Wally Buran is the president of CrisisRisk Strategies, LLC Due Diligence Division and the Managing Director of CXO Advisors. Wally has over 35 years of management and consulting experience and has worked with public companies in a variety of industries including aerospace & defense, airlines, automotive, beverages, chemicals, consumer products, electronics, food, health care, industrial products, medical devices, paper, plastics, tire & rubber, transportation, and utilities. 
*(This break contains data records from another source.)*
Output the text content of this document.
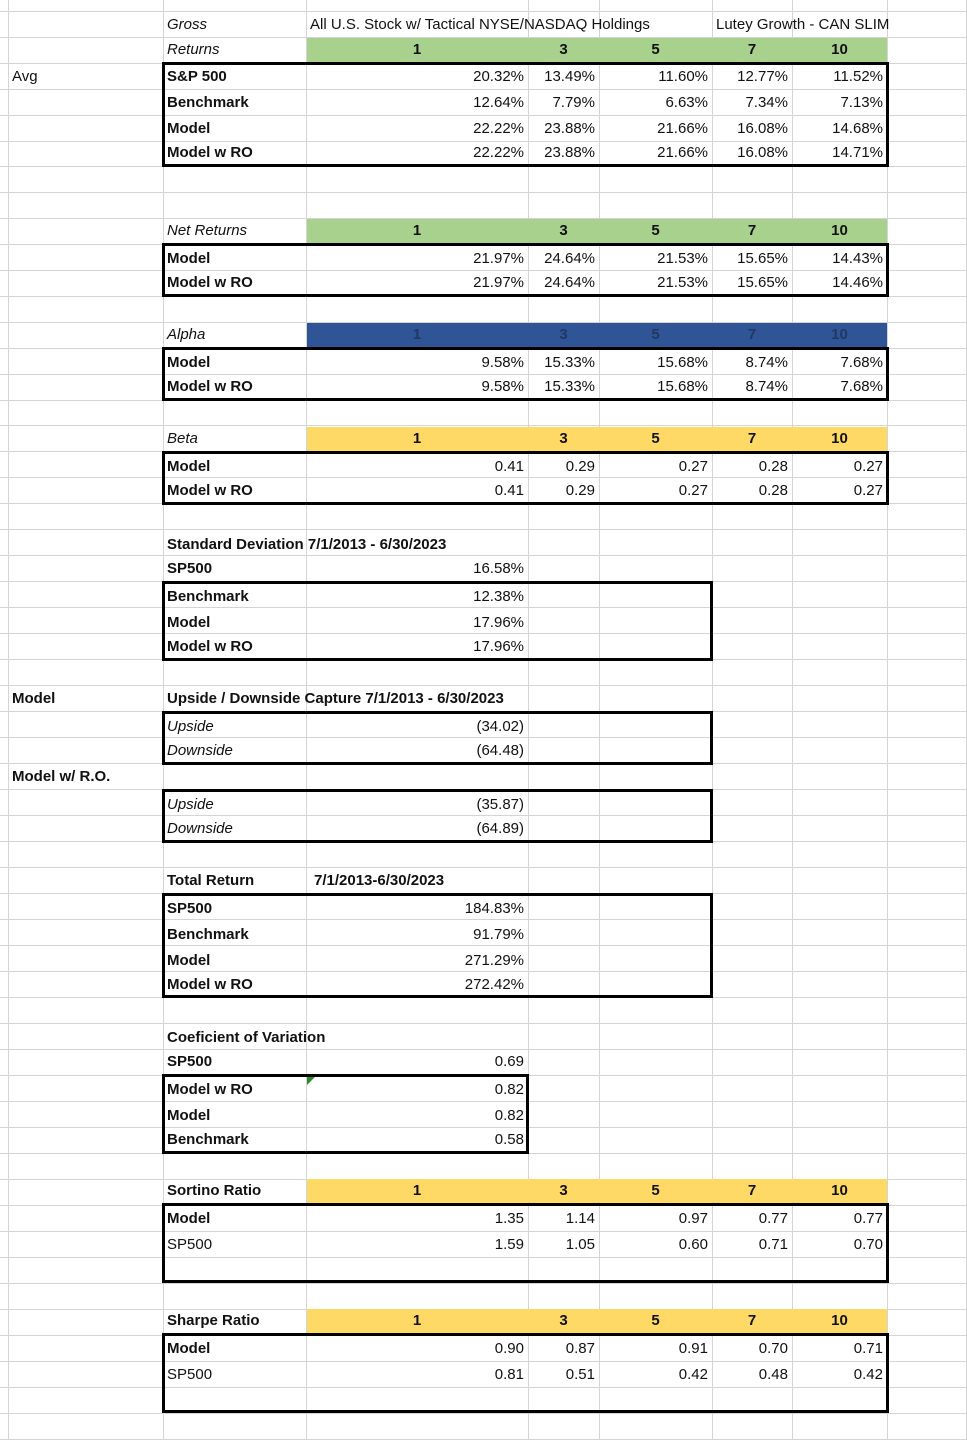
Gross	All U.S. Stock w/ Tactical NYSE/NASDAQ Holdings	Lutey Growth - CAN SLIM
Returns	1	3	5	7	10
Avg	S&P 500	20.32%	13.49%	11.60%	12.77%	11.52%
Benchmark	12.64%	7.79%	6.63%	7.34%	7.13%
Model	22.22%	23.88%	21.66%	16.08%	14.68%
Model w RO	22.22%	23.88%	21.66%	16.08%	14.71%
Net Returns	1	3	5	7	10
Model	21.97%	24.64%	21.53%	15.65%	14.43%
Model w RO	21.97%	24.64%	21.53%	15.65%	14.46%
Alpha	1	3	5	7	10
Model	9.58%	15.33%	15.68%	8.74%	7.68%
Model w RO	9.58%	15.33%	15.68%	8.74%	7.68%
Beta	1	3	5	7	10
Model	0.41	0.29	0.27	0.28	0.27
Model w RO	0.41	0.29	0.27	0.28	0.27
Standard Deviation 7/1/2013 - 6/30/2023
SP500	16.58%
Benchmark	12.38%
Model	17.96%
Model w RO	17.96%
Model	Upside / Downside Capture 7/1/2013 - 6/30/2023
Upside	(34.02)
Downside	(64.48)
Model w/ R.O.
Upside	(35.87)
Downside	(64.89)
Total Return	7/1/2013-6/30/2023
SP500	184.83%
Benchmark	91.79%
Model	271.29%
Model w RO	272.42%
Coeficient of Variation
SP500	0.69
Model w RO	0.82
Model	0.82
Benchmark	0.58
Sortino Ratio	1	3	5	7	10
Model	1.35	1.14	0.97	0.77	0.77
SP500	1.59	1.05	0.60	0.71	0.70
Sharpe Ratio	1	3	5	7	10
Model	0.90	0.87	0.91	0.70	0.71
SP500	0.81	0.51	0.42	0.48	0.42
He was the CEO of Worldcrest, one of KKR’s portfolio companies, and led the Strategy Deployment Practice of Monitor Group, IBM’s Global Operations Strategy Practice, was a senior Partner with Deloitte Consulting and KPMG. In consulting, he managed and led assignments in strategy, mergers and acquisitions, enterprise transformation, supply chain, sales and marketing, and global sourcing.  

He has authored and directed multiyear research on Enterprise Transformation, Corporate Risk Management, Frontier Management Practices, and Shareholder Value Creation. He has served on the National Science Foundation, teaches in university and company based Executive Development Programs. At the Georgia Institute of Technology, he serves on Advisory Board of the School of Industrial and Systems Engineering, was the Edenfield Executive in Residence, and helped establish and build the Tennenbaum Institute for Enterprise Transformation.